Tuesday, November 1, 2011
So You Want to Make a Movie - The Pitch
No one article can answer all of your questions or take you through the entire process; however, I want to offer you 20 key steps that will at least steer you in the right direction. Think of these steps as the big picture or the 30,000 foot view.
Step 7. The Pitch
There are two questions your investors will undoubtedly ask. Are there any well-known actors in your film, and do you have a distributer. First, getting a well-known actor attached to your project is unlikely because at this point you can’t afford one. You’re not making a big blockbuster so your budget is going to be well below a million dollars. In fact, if your budget is over a quarter of a million dollars, you’re not dealing with reality.
How do you handle the issue of distribution? There’s an old saying within the film industry that applies to your situation. First you make the movie and then you make the deal. It’s never going to work the other way. But there is a way to show your investors that there are some distributors who have an interest in your film. The reality is every distributor will be interested in your movie if they can make money.

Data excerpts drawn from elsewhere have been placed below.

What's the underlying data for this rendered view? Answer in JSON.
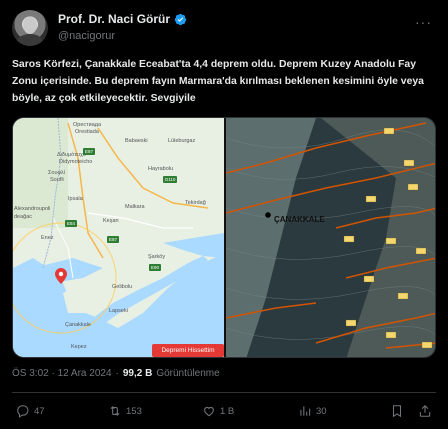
{
  "author": {
    "name": "Prof. Dr. Naci Görür",
    "handle": "@nacigorur",
    "more_glyph": "···"
  },
  "tweet": {
    "text": "Saros Körfezi, Çanakkale Eceabat'ta 4,4 deprem oldu. Deprem Kuzey Anadolu Fay Zonu içerisinde. Bu deprem fayın Marmara'da kırılması beklenen kesimini öyle veya böyle, az çok etkileyecektir. Sevgiyile"
  },
  "media": {
    "map_left": {
      "button_label": "Depremi Hissettim",
      "labels": {
        "l1": "Орестиада",
        "l2": "Orestiada",
        "l3": "Σουφλί",
        "l4": "Soufli",
        "l5": "Διδυμότειχο",
        "l6": "Didymoteicho",
        "l7": "Babaeski",
        "l8": "Lüleburgaz",
        "l9": "Hayrabolu",
        "l10": "Ipsala",
        "l11": "Keşan",
        "l12": "Tekirdağ",
        "l13": "Malkara",
        "l14": "Enez",
        "l15": "Şarköy",
        "l16": "Gelibolu",
        "l17": "Lapseki",
        "l18": "Çanakkale",
        "l19": "Kepez",
        "l20": "Alexandroupoli",
        "l21": "deağac"
      },
      "badges": {
        "b1": "E87",
        "b2": "D110",
        "b3": "E84",
        "b4": "E87",
        "b5": "E90"
      },
      "sea_color": "#aadaff",
      "land_color": "#e8f0e4",
      "marker_color": "#e53935"
    },
    "map_right": {
      "city_label": "ÇANAKKALE",
      "fault_color": "#d35400"
    }
  },
  "meta": {
    "time": "ÖS 3:02 · 12 Ara 2024",
    "separator": "·",
    "views_count": "99,2 B",
    "views_label": "Görüntülenme"
  },
  "actions": {
    "replies": "47",
    "reposts": "153",
    "likes": "1 B",
    "bookmarks": "30"
  },
  "colors": {
    "background": "#000000",
    "text": "#e7e9ea",
    "muted": "#71767b",
    "verified": "#1d9bf0"
  }
}
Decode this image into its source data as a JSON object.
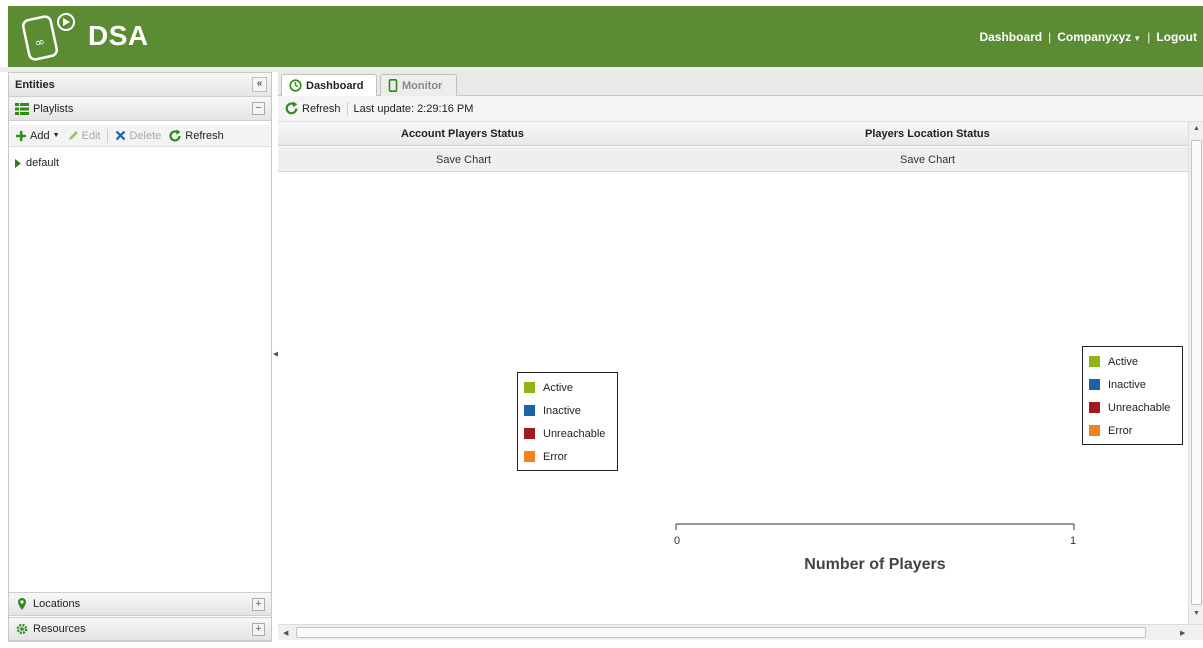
{
  "app": {
    "title": "DSA",
    "brand_color": "#5b8c34"
  },
  "header": {
    "nav_dashboard": "Dashboard",
    "separator": "|",
    "nav_company": "Companyxyz",
    "nav_logout": "Logout"
  },
  "left_panel": {
    "entities_title": "Entities",
    "collapse_glyph": "«",
    "playlists_title": "Playlists",
    "playlists_toggle": "−",
    "toolbar": {
      "add": "Add",
      "edit": "Edit",
      "delete": "Delete",
      "refresh": "Refresh"
    },
    "tree": [
      {
        "label": "default"
      }
    ],
    "locations_title": "Locations",
    "resources_title": "Resources",
    "expand_glyph": "+"
  },
  "tabs": [
    {
      "label": "Dashboard",
      "icon": "clock-icon",
      "active": true
    },
    {
      "label": "Monitor",
      "icon": "phone-icon",
      "active": false
    }
  ],
  "dashboard": {
    "refresh_label": "Refresh",
    "last_update": "Last update: 2:29:16 PM"
  },
  "charts": {
    "left_title": "Account Players Status",
    "right_title": "Players Location Status",
    "save_label": "Save Chart"
  },
  "chart_data": [
    {
      "type": "pie",
      "title": "Account Players Status",
      "legend": [
        "Active",
        "Inactive",
        "Unreachable",
        "Error"
      ],
      "legend_colors": [
        "#8fb416",
        "#1c63a6",
        "#a7181c",
        "#f48120"
      ],
      "values": []
    },
    {
      "type": "bar",
      "title": "Players Location Status",
      "xlabel": "Number of Players",
      "xlim": [
        0,
        1
      ],
      "x_ticks": [
        "0",
        "1"
      ],
      "legend": [
        "Active",
        "Inactive",
        "Unreachable",
        "Error"
      ],
      "legend_colors": [
        "#8fb416",
        "#1c63a6",
        "#a7181c",
        "#f48120"
      ],
      "series": []
    }
  ]
}
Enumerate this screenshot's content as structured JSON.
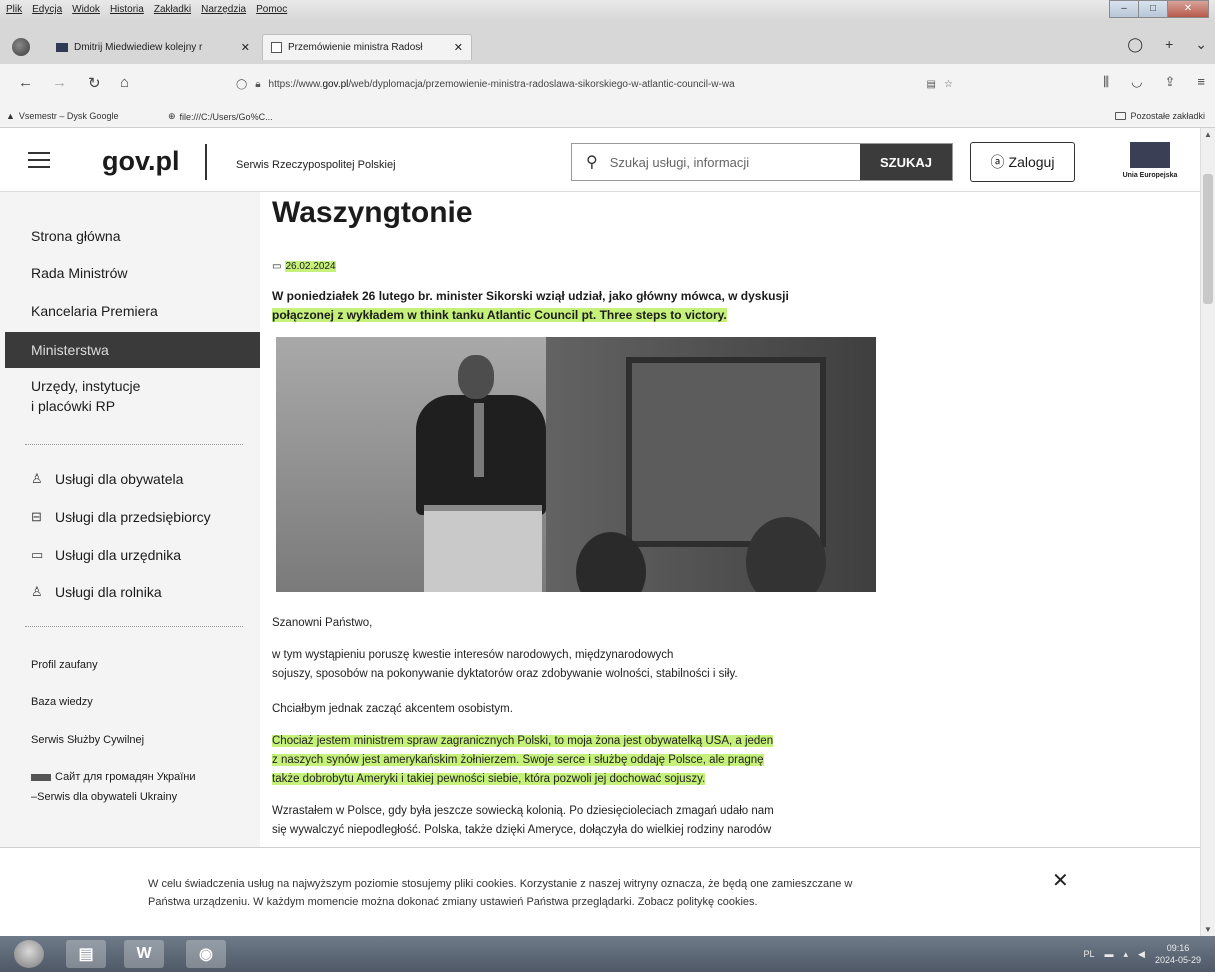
{
  "browser": {
    "menu": [
      "Plik",
      "Edycja",
      "Widok",
      "Historia",
      "Zakładki",
      "Narzędzia",
      "Pomoc"
    ],
    "tabs": [
      {
        "title": "Dmitrij Miedwiediew kolejny r",
        "active": false
      },
      {
        "title": "Przemówienie ministra Radosł",
        "active": true
      }
    ],
    "url_prefix": "https://www.",
    "url_domain": "gov.pl",
    "url_rest": "/web/dyplomacja/przemowienie-ministra-radoslawa-sikorskiego-w-atlantic-council-w-wa",
    "bookmarks": {
      "left1": "Vsemestr – Dysk Google",
      "left2": "file:///C:/Users/Go%C...",
      "right": "Pozostałe zakładki"
    }
  },
  "header": {
    "logo": "gov.pl",
    "service": "Serwis Rzeczypospolitej Polskiej",
    "search_placeholder": "Szukaj usługi, informacji",
    "search_button": "SZUKAJ",
    "login": "Zaloguj",
    "eu_label": "Unia Europejska"
  },
  "sidebar": {
    "main": [
      "Strona główna",
      "Rada Ministrów",
      "Kancelaria Premiera",
      "Ministerstwa",
      "Urzędy, instytucje",
      "i placówki RP"
    ],
    "services": [
      "Usługi dla obywatela",
      "Usługi dla przedsiębiorcy",
      "Usługi dla urzędnika",
      "Usługi dla rolnika"
    ],
    "extra": [
      "Profil zaufany",
      "Baza wiedzy",
      "Serwis Służby Cywilnej",
      "Сайт для громадян України",
      "–Serwis dla obywateli Ukrainy"
    ]
  },
  "article": {
    "title": "Waszyngtonie",
    "date": "26.02.2024",
    "lead_1": "W poniedziałek 26 lutego br. minister Sikorski wziął udział, jako główny mówca, w dyskusji",
    "lead_2": "połączonej z wykładem w think tanku Atlantic Council pt. Three steps to victory.",
    "p1": "Szanowni Państwo,",
    "p2_1": "w tym wystąpieniu poruszę kwestie interesów narodowych, międzynarodowych",
    "p2_2": "sojuszy, sposobów na pokonywanie dyktatorów oraz zdobywanie wolności, stabilności i siły.",
    "p3": "Chciałbym jednak zacząć akcentem osobistym.",
    "p4_1": "Chociaż jestem ministrem spraw zagranicznych Polski, to moja żona jest obywatelką USA, a jeden",
    "p4_2": "z naszych synów jest amerykańskim żołnierzem. Swoje serce i służbę oddaję Polsce, ale pragnę",
    "p4_3": "także dobrobytu Ameryki i takiej pewności siebie, która pozwoli jej dochować sojuszy.",
    "p5_1": "Wzrastałem w Polsce, gdy była jeszcze sowiecką kolonią. Po dziesięcioleciach zmagań udało nam",
    "p5_2": "się wywalczyć niepodległość. Polska, także dzięki Ameryce, dołączyła do wielkiej rodziny narodów"
  },
  "cookie": {
    "line1": "W celu świadczenia usług na najwyższym poziomie stosujemy pliki cookies. Korzystanie z naszej witryny oznacza, że będą one zamieszczane w",
    "line2": "Państwa urządzeniu. W każdym momencie można dokonać zmiany ustawień Państwa przeglądarki. Zobacz politykę cookies."
  },
  "taskbar": {
    "lang": "PL",
    "time": "09:16",
    "date": "2024-05-29"
  },
  "colors": {
    "highlight": "#c5f07a",
    "active_nav": "#3a3a3a"
  }
}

Your potential investors will undoubtedly love a little Hollywood hype and the royal treatment.So give it to them. Hire a movie theater and put together an event to showcase your project. Almost all theaters are available for rental in the mornings. Serve breakfast. Make sure all of your key members are there to do a meet and greet. Have some actors read a few scenes from your movie. Show some of the demo reels from your director and your cinematographer. As I said, everybody loves a little bit of Hollywood, especially in a town that seldom sees any film production.
Now you’ve set the table, and you can pitch your movie. The thing your investors want to know is can you pull this off. You have to convince them that you are an expert in the movie business. At the least, you need to know more than they do.